- Born: August 19, 1922 Davenport
- Died: August 2, 1998 (aged 75) Bloomington
- Alma mater: University of Wisconsin–Madison ;
- Occupation: Academic staff, researcher, university teacher, theatre director
- Employer: Illinois State University (1966–1993) ;

= Jean Scharfenberg =

American theater professor (1922–1998)

Jean Scharfenberg (August 19, 1922 - August 2 1998) was an American educator who was professor of theatre at Illinois State University (ISU). She taught Gary Cole, Jane Lynch, Rondi Reed, Laurie Metcalf, Tom Irwin and John Malkovich.

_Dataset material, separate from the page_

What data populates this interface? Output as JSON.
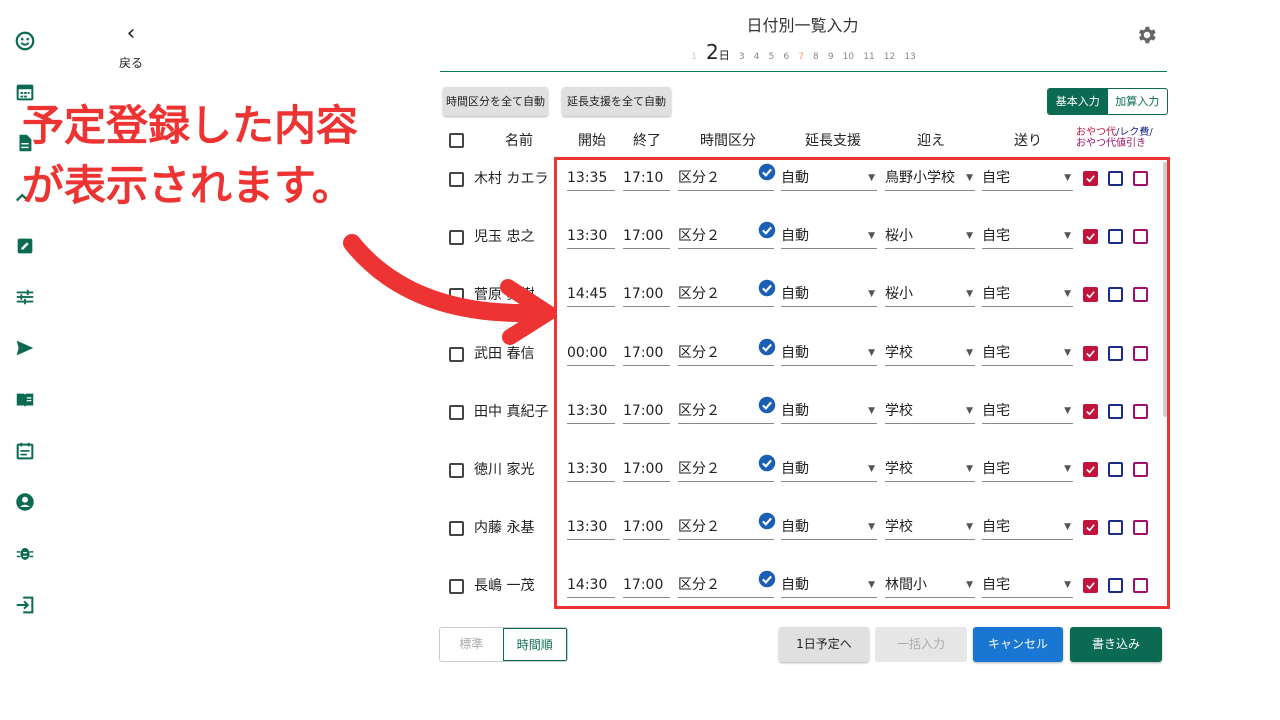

==Early life and education==
Scharfenberg was born in Davenport, Iowa, and earned her undergraduate degree at University of Central Missouri University. She then earned her masters degree and doctoral degree in theater from the University of Wisconsin. While at the University of Wisconsin, she earned a federal grant to work with Lee Strasberg.

==Career==
Scharfenberg joined the ISU faculty in 1966. She was known among students for her class "Acting: Exploring Characterization Through Animal Exercises" in which students developed the persona of an animal and then enacted a violent death scene at the end of the semester. She directed ISU's mainstage plays during the school year and Shakespeare Festival in the summer. Under the direction of Scharfenberg and her colleagues Ralph Lane, John Kirk, and Cal Pritner ISU Theatre became a distinct department, instead of a sub-division of the speech department. In the 1990-1991 school year, Scharfenberg won two awards, the Outstanding Teacher in the College of Fine Arts and the Outstanding University Teacher. She believed that acting could be used to spark creativity in the community, which would create better leaders, lovers, and followers. Scharfenberg also held numerous acting roles in the Westhoff and Allen theater stages. She retired in 1993.